One time when the Jets were playing the Browns he held a news conference dressed up like Rob. When someone mentioned Belichick, he said he wasn’t there to “kiss the rings.” When he first got the Buffalo job he promised to live where it snowed the most. Then he bought a custom-painted monster truck to assure he could make it to work.

It sounded better when it was working. It received less criticism when it was winning. To Rex’s way of thinking, if he isn’t himself, if he isn’t portraying confidence then it can’t work. Some of it is just himself. Some of it is calculating.

Back during those AFC championship game runs, Ryan would often try to get into a focused battle with the opposing quarterback – namely Peyton Manning or Tom Brady – in an effort to take the focus off his QB, a young and not remotely as good Mark Sanchez. Look at me. Laugh at me. Maybe Mark can prepare without extra pressure.

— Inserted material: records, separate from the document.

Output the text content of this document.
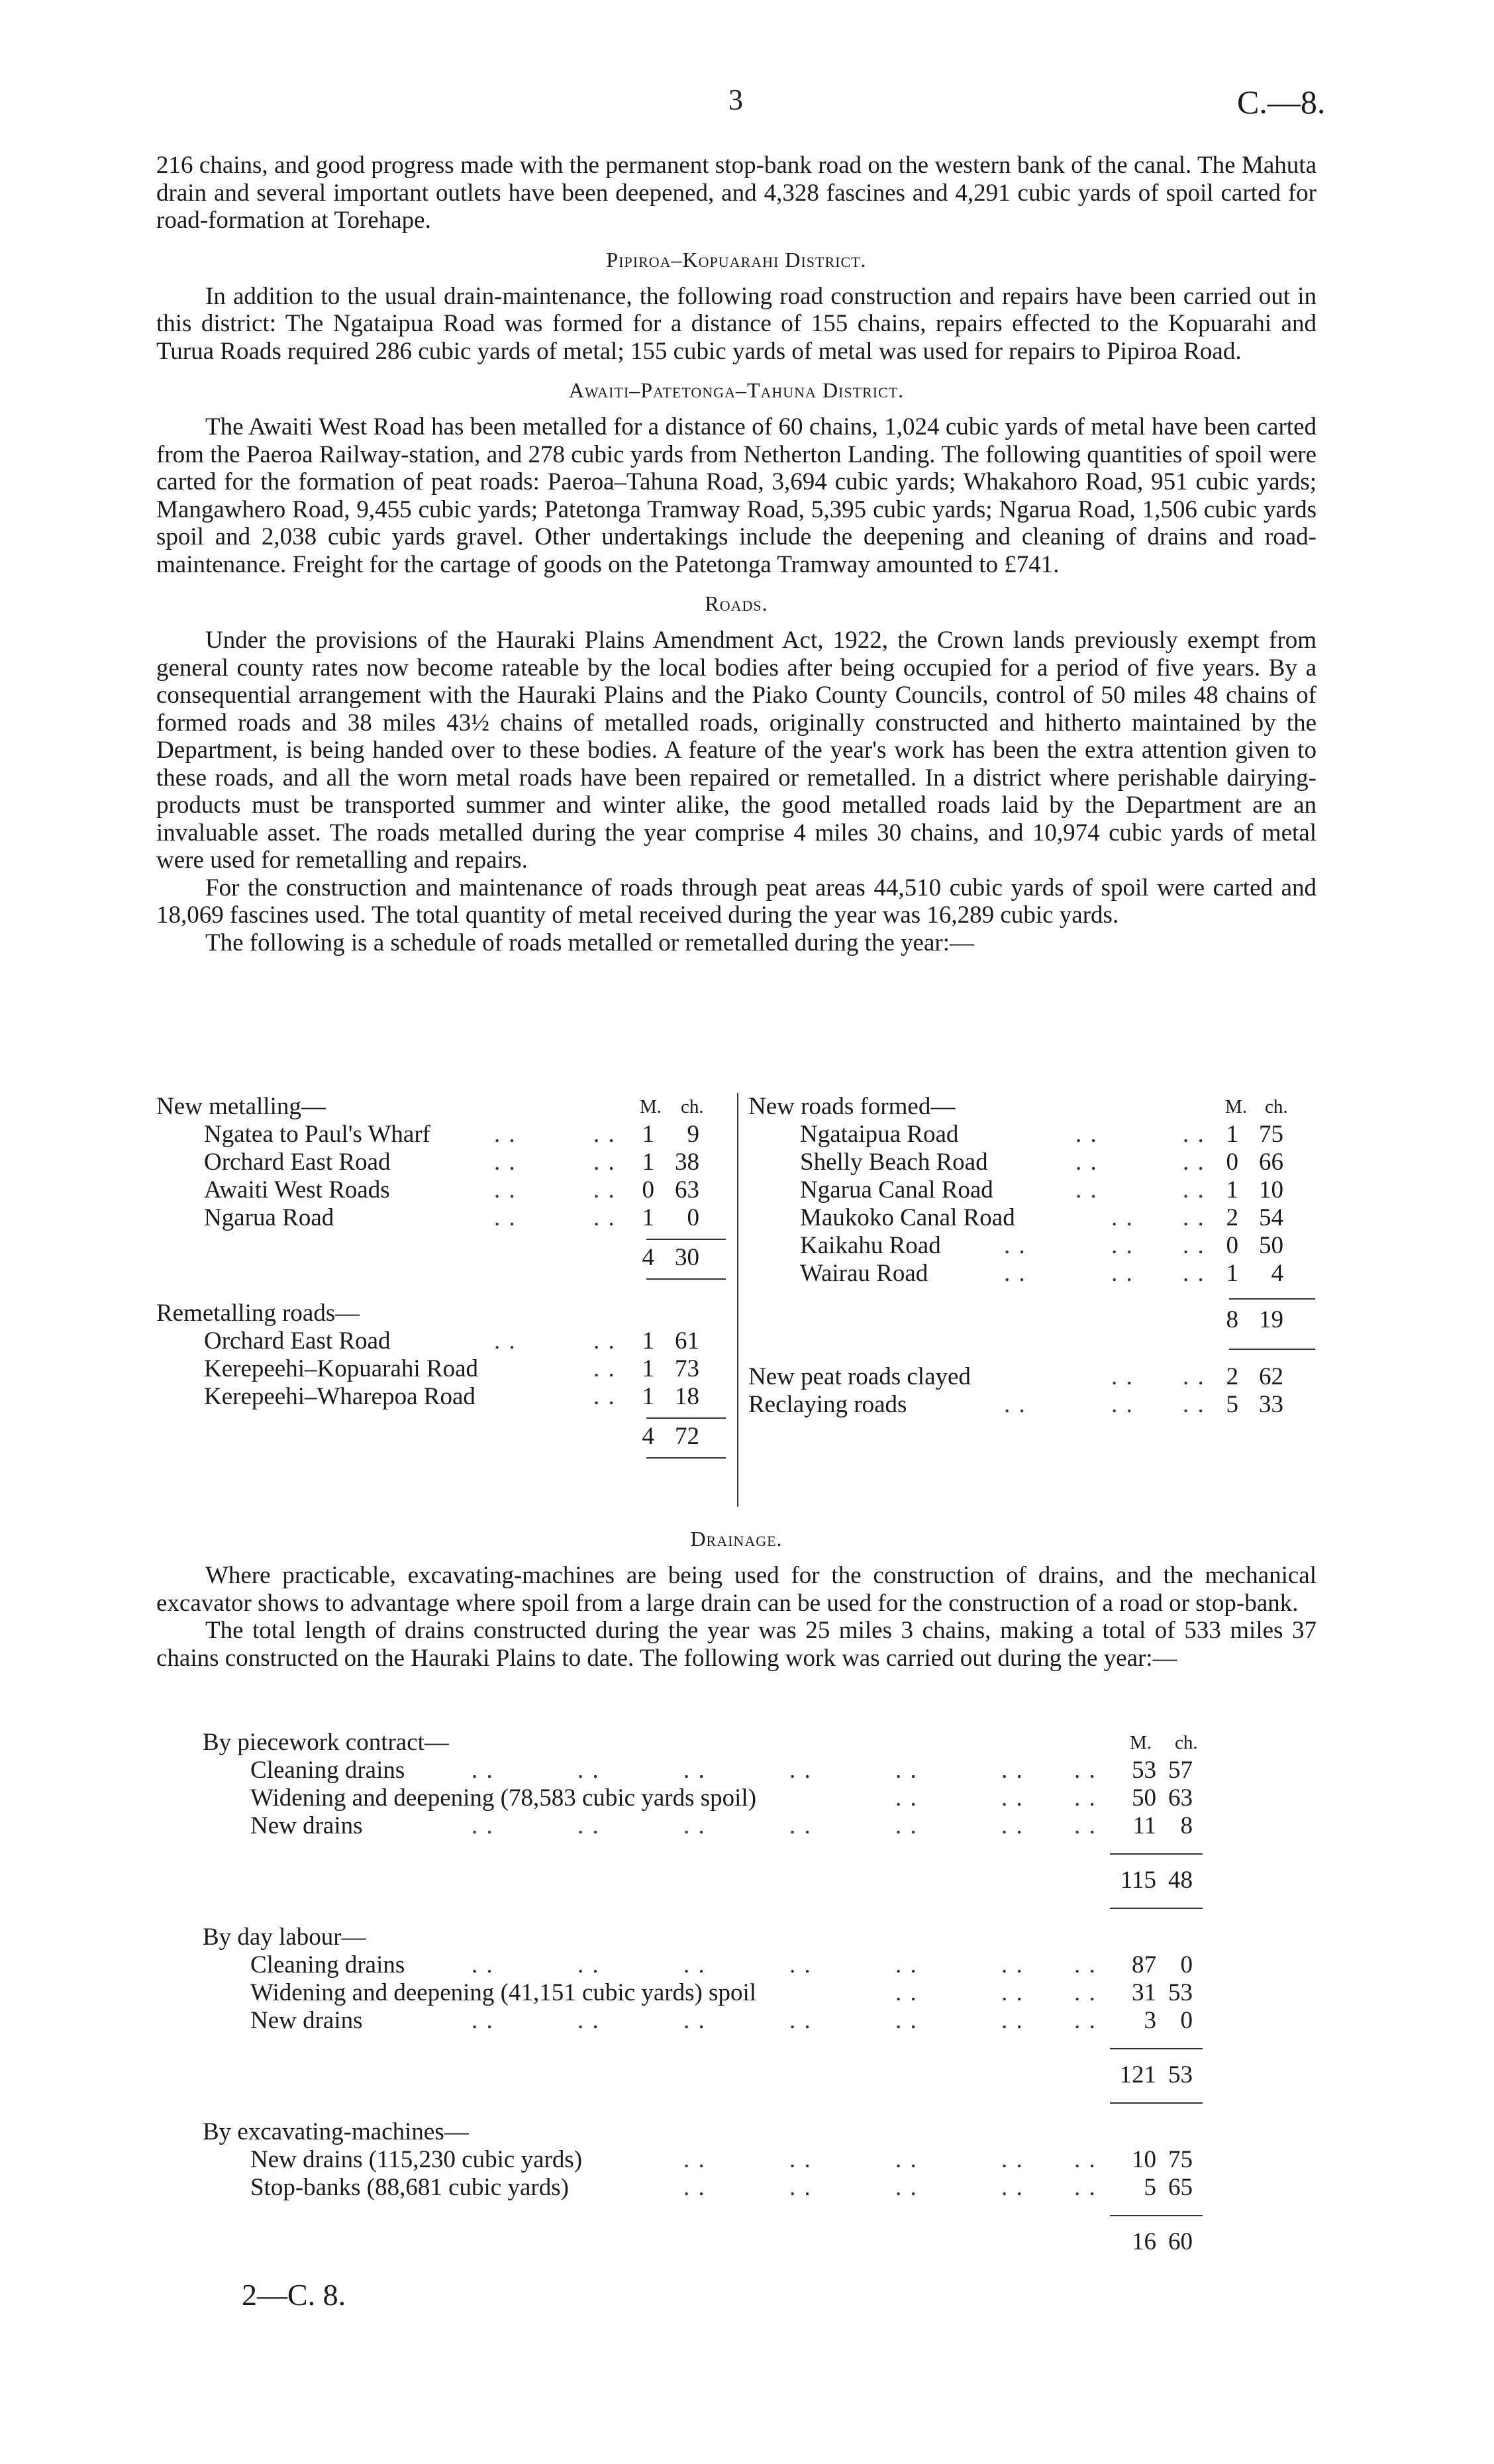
3	C.—8.

216 chains, and good progress made with the permanent stop-bank road on the western bank of the canal. The Mahuta drain and several important outlets have been deepened, and 4,328 fascines and 4,291 cubic yards of spoil carted for road-formation at Torehape.

Pipiroa–Kopuarahi District.

In addition to the usual drain-maintenance, the following road construction and repairs have been carried out in this district: The Ngataipua Road was formed for a distance of 155 chains, repairs effected to the Kopuarahi and Turua Roads required 286 cubic yards of metal; 155 cubic yards of metal was used for repairs to Pipiroa Road.

Awaiti–Patetonga–Tahuna District.

The Awaiti West Road has been metalled for a distance of 60 chains, 1,024 cubic yards of metal have been carted from the Paeroa Railway-station, and 278 cubic yards from Netherton Landing. The following quantities of spoil were carted for the formation of peat roads: Paeroa–Tahuna Road, 3,694 cubic yards; Whakahoro Road, 951 cubic yards; Mangawhero Road, 9,455 cubic yards; Patetonga Tramway Road, 5,395 cubic yards; Ngarua Road, 1,506 cubic yards spoil and 2,038 cubic yards gravel. Other undertakings include the deepening and cleaning of drains and road-maintenance. Freight for the cartage of goods on the Patetonga Tramway amounted to £741.

Roads.

Under the provisions of the Hauraki Plains Amendment Act, 1922, the Crown lands previously exempt from general county rates now become rateable by the local bodies after being occupied for a period of five years. By a consequential arrangement with the Hauraki Plains and the Piako County Councils, control of 50 miles 48 chains of formed roads and 38 miles 43½ chains of metalled roads, originally constructed and hitherto maintained by the Department, is being handed over to these bodies. A feature of the year's work has been the extra attention given to these roads, and all the worn metal roads have been repaired or remetalled. In a district where perishable dairying-products must be transported summer and winter alike, the good metalled roads laid by the Department are an invaluable asset. The roads metalled during the year comprise 4 miles 30 chains, and 10,974 cubic yards of metal were used for remetalling and repairs.

For the construction and maintenance of roads through peat areas 44,510 cubic yards of spoil were carted and 18,069 fascines used. The total quantity of metal received during the year was 16,289 cubic yards.

The following is a schedule of roads metalled or remetalled during the year:—

New metalling—	M. ch.
Ngatea to Paul's Wharf	. .	. .	1	9
Orchard East Road	. .	. .	1 38
Awaiti West Roads	. .	. .	0 63
Ngarua Road	. .	. .	1	0
4 30
Remetalling roads—
Orchard East Road	. .	. .	1 61
Kerepeehi–Kopuarahi Road	. .	1 73
Kerepeehi–Wharepoa Road	. .	1 18
4 72
New roads formed—	M. ch.
Ngataipua Road	. .	. . 1 75
Shelly Beach Road	. .	. . 0 66
Ngarua Canal Road	. .	. . 1 10
Maukoko Canal Road	. . . . 2 54
Kaikahu Road	. .	. . . . 0 50
Wairau Road	. .	. . . . 1	4
8 19
New peat roads clayed	. . . . 2 62
Reclaying roads	. .	. . . . 5 33
Drainage.

Where practicable, excavating-machines are being used for the construction of drains, and the mechanical excavator shows to advantage where spoil from a large drain can be used for the construction of a road or stop-bank.

The total length of drains constructed during the year was 25 miles 3 chains, making a total of 533 miles 37 chains constructed on the Hauraki Plains to date. The following work was carried out during the year:—

By piecework contract—	M. ch.
Cleaning drains	. .	. .	. .	. .	. .	. . . .	53 57
Widening and deepening (78,583 cubic yards spoil)	. .	. . . .	50 63
New drains	. .	. .	. .	. .	. .	. . . .	11 8
115 48
By day labour—
Cleaning drains	. .	. .	. .	. .	. .	. . . .	87 0
Widening and deepening (41,151 cubic yards) spoil	. .	. . . .	31 53
New drains	. .	. .	. .	. .	. .	. . . .	3 0
121 53
By excavating-machines—
New drains (115,230 cubic yards)	. .	. .	. .	. . . .	10 75
Stop-banks (88,681 cubic yards)	. .	. .	. .	. . . .	5 65
16 60
2—C. 8.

There was a method to the madness.

“Obviously, [Belichick’s] style works a hell of a lot better than my style,” Ryan said this week, according to the Buffalo News’ Jerry Sullivan (a real person). “So I’ll give him that. But I learned a long time ago, you got to be yourself in this league. If I tried to be Bill Belichick, that would never work. … Some guys try to copy that style. They’re phonies. Belichick does it, that’s who he is. Belichick is the most consistent guy there is. I try to be consistent, in a different way.”

Differently consistent. Unapologetically himself. If this season is Rex’s last stand, if this is his last trip as an NFL head coach to New England, this time with his brother riding-shotgun, well, he’s doing it his way. Or Buddy’s way. Or Walt Patulski’s way.